# Problème Affichage Apple II Europlus



## Ferrebugatie (3 Juillet 2018)

Hello, je viens ici en espérant que vous pouvez m'aider !

Je viens de faire l'acquisition d'un Apple II Europlus de 1979 sans aucun accessoire (ni cartes supplémentaires ni lecteur disquette).







J'ai voulu tenter de le mettre en route, il s'allume correctement et fait "bip", en revanche, l'image sur l'écran est totalement brouillée (comme sur les photos ci-jointes), et lorsque je souhaite entrer des lettres, il les affiche ou plante et je suis obligé de ctrl-reset pour le relancer.






Savez-vous d'où pourrais provenir cette "panne" ? N'étant pas très connaisseur, je n'en ai aucune idée...

Merci !


----------



## -oldmac- (12 Juillet 2018)

Bonjour, change tes puces RAM, une des puce (ou plus) est HS.
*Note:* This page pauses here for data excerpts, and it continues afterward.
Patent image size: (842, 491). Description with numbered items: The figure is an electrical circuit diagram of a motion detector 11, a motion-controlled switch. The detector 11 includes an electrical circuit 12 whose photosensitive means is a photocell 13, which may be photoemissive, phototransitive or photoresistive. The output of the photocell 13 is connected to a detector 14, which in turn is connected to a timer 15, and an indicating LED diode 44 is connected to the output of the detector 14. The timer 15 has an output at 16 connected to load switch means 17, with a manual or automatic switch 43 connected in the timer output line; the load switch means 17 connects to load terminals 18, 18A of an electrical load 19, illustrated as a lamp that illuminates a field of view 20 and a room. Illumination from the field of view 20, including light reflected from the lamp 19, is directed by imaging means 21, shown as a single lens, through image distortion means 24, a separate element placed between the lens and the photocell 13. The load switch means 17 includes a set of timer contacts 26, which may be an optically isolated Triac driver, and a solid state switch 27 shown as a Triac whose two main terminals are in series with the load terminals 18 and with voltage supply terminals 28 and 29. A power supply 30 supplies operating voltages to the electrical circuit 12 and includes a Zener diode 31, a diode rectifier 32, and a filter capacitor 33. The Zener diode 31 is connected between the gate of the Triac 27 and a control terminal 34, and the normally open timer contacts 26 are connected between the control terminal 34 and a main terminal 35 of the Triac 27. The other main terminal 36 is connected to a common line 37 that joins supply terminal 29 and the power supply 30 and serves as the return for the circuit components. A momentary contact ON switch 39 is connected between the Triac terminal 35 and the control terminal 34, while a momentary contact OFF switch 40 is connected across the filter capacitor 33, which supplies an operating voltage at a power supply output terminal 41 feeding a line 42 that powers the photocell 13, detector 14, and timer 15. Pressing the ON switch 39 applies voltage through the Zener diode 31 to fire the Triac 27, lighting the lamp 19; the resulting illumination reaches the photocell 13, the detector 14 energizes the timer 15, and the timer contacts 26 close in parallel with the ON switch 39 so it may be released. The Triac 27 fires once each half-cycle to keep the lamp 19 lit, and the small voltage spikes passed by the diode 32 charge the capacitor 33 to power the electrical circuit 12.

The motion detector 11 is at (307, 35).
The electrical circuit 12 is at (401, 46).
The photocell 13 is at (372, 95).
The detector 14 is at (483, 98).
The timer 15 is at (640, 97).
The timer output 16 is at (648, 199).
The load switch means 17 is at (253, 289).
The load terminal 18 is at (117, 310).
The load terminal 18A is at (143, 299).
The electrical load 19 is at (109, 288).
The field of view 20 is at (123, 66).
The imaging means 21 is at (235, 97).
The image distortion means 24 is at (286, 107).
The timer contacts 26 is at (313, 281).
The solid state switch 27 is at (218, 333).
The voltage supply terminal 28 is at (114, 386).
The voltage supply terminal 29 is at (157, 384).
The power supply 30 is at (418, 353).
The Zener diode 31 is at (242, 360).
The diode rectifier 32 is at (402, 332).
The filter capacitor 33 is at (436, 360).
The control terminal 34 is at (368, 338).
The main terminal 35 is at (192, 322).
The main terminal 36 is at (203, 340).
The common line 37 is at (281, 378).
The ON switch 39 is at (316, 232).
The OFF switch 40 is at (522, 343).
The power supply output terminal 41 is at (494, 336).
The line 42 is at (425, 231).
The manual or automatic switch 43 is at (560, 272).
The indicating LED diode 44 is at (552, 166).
Au passage, profite en pour souder des support de CI, cela facilitera leur remplacement dans le futur.

Cordialement,


----------



## Ferrebugatie (19 Juillet 2018)

-oldmac- a dit:


> Bonjour, change tes puces RAM, une des puce (ou plus) est HS.
> 
> Au passage, profite en pour souder des support de CI, cela facilitera leur remplacement dans le futur.
> 
> Cordialement,



Merci pour ta réponse. Sais-tu quel type de RAM je dois acheter pour les remplacer ?

Cordialement


----------



## Ferrebugatie (10 Août 2018)

Bonjour,

Je relance le sujet suite à quelques tentatives... J’ai remplacé toutes les puces RAM, maintenant, il ne plante plus lorsque je veux taper une lettre. En revanche, le problème de l’affichage n’est toujours pas réglé, tout est brouillé. Si cela peut aider à découvrir quel est le problème, lorsque j’appuis sur CTRL+RESET pendant quelques secondes, les points disparaissent, puis réapparaissent petit à petit.

Merci beaucoup !


----------



## Ferrebugatie (11 Août 2018)

Up !


----------



## snsv6502 (23 Août 2019)

Serait-il possible que la Character ROM soit impliquée dans ce problème ?
Il faudrait définir plus précisément la panne si c'est possible (vidéo ?)... quand tu appuies sur la barre espace, c'est bien un espace qui s'affiche ou un caractère bizarre comme ce que l'on voit sur l'écran de boot ?


----------



## Big Ben (29 Août 2019)

Bonjour,

Il faut en effet vérifier la char rom pour s’assurer qu’elle ne soit pas défectueuse, le plus simple c’est d’utiliser un lecteur/programmateur de ROM.
Aussi une vérification des portes logiques et des latchs est recommandée, on a des petites surprises des fois avec une ligne d’adresse ou de données parfois instables. Cela peut être réalisé avec une sonde TTL et un testeur de circuit logique.

Des fois il s’agit juste d’un faux contact, les supports de CI sont de piètre qualité, retirer et replacer les CI peut aider.


----------